Dither: https://docs.gimp.org/2.10/en/gimp-filter-dither.html https://www.google.com/search?q=Dither&tbm=isch I used this a long time ago and got good results, but it was a long time ago so I may be misremembering.
---
A long time ago someone told me about how to calibrate a printer system . IIRC yuo get an image in the computer and a printer version with a bunch of colors. Then you print the image and scan the original and the new version. Then the software compare both, and make some corrections. Now you repeat the process a few times, until the image you print is equal to the image you got initially. I'm not sure if the systems assumes to many details that are specific for the printer.
---
IIUC one of the problems is that the CMYK in the computer is very different from the CMYK you get in the fabric. Perhaps you can print in paper using normal ink a version of https://www.google.com/search?q=color+tv+calibration&tbm=isc... and then print the same image in the fabric using sublimation. Then scan both and compare them. Perhaps make a custom image with a lot of small squares to cover all the CMYK space, like
{00, 40, 80, C0, FF} x {00, 40, 80, C0, FF} x {00, 40, 80, C0, FF} x {00, 40, 80, C0, FF}
because I remember that FFFFFF00 is a horrible dark brown color and 000000FF is a nice black color, but TV doesn't care about that detail.

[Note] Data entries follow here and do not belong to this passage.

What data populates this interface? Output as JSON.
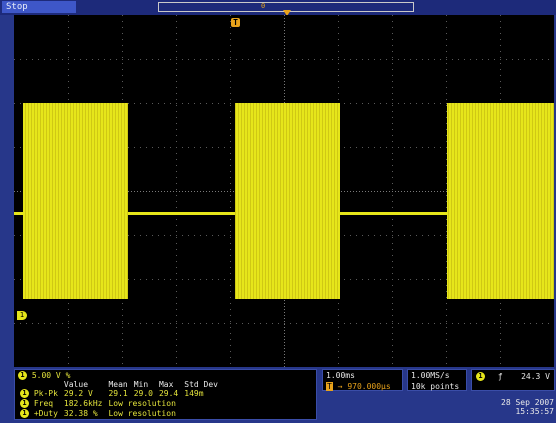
{
  "topbar": {
    "status": "Stop",
    "record_marker": "0"
  },
  "screen": {
    "trigger_marker": "T",
    "channel_marker": "1",
    "background": "#000000",
    "trace_color": "#e6e61a"
  },
  "vertical": {
    "channel": "1",
    "scale": "5.00 V",
    "coupling": "%"
  },
  "measurements": {
    "headers": [
      "",
      "Value",
      "Mean",
      "Min",
      "Max",
      "Std Dev"
    ],
    "rows": [
      {
        "channel": "1",
        "name": "Pk-Pk",
        "value": "29.2 V",
        "mean": "29.1",
        "min": "29.0",
        "max": "29.4",
        "std": "149m"
      },
      {
        "channel": "1",
        "name": "Freq",
        "value": "182.6kHz",
        "mean": "Low resolution",
        "min": "",
        "max": "",
        "std": ""
      },
      {
        "channel": "1",
        "name": "+Duty",
        "value": "32.38 %",
        "mean": "Low resolution",
        "min": "",
        "max": "",
        "std": ""
      }
    ]
  },
  "timebase": {
    "scale": "1.00ms",
    "delay_icon": "T",
    "delay": "970.000µs"
  },
  "acquisition": {
    "rate": "1.00MS/s",
    "points": "10k points"
  },
  "trigger": {
    "channel": "1",
    "slope": "ƒ",
    "level": "24.3 V"
  },
  "datetime": {
    "date": "28 Sep 2007",
    "time": "15:35:57"
  }
}
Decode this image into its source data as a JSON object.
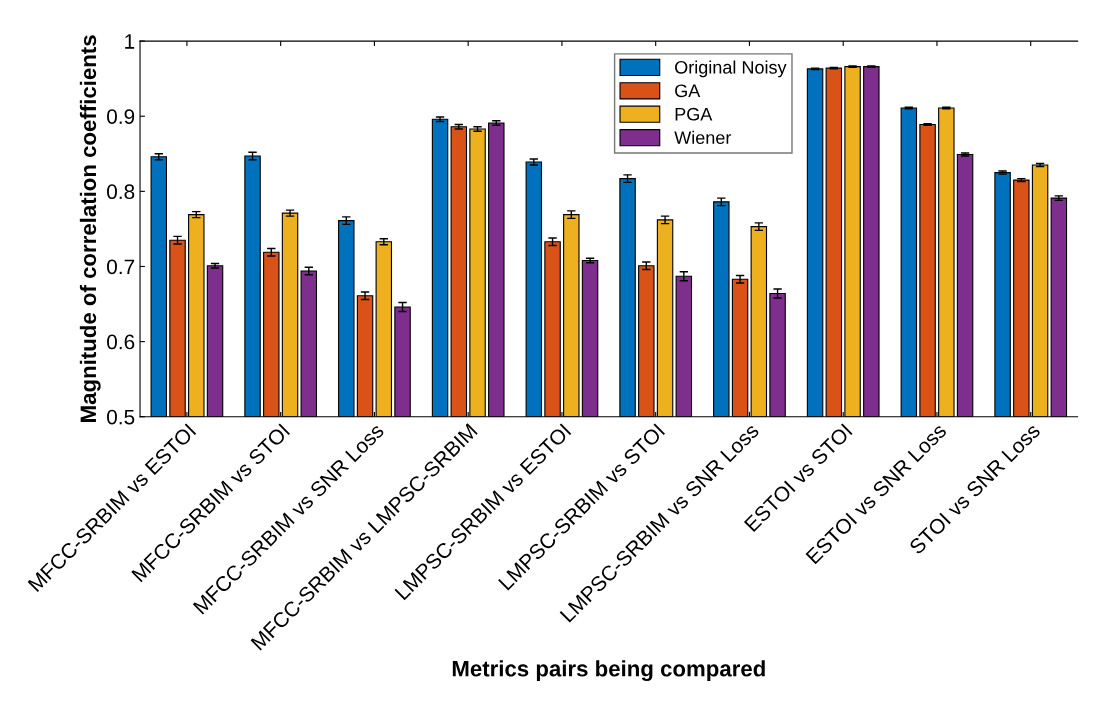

Perhaps print multiple images, to sample more points in the the CYMK space. As many as possible without making everyone hate you.
So now you have two functions, F and G:
F(CMYK_computer) = CMYK_paper
G(CMYK_computer) = CMYK_fabic
and you want a third function H that convert the initial CMYK color into a fake CMYK color that printed in the fabric is equal to the result of the initial one in paper.
H(CMYK_computer) = CMYK_fake
G(CMYK_fake) = CMYK_paper
G(H(CMYK_computer) = F(CMYK_computer)
so H is defined as
H(CMYK_computer)=invG(F(CMYK_computer))
Calculating the inverse of G may be difficult, but my guess is that interpolation or machine learning should solve the problem. Also, the inverse of G may not be defined in some cases, so you should add some clipping to avoid raising an error.
It looks like an interesting problem (not easy, but not impossible).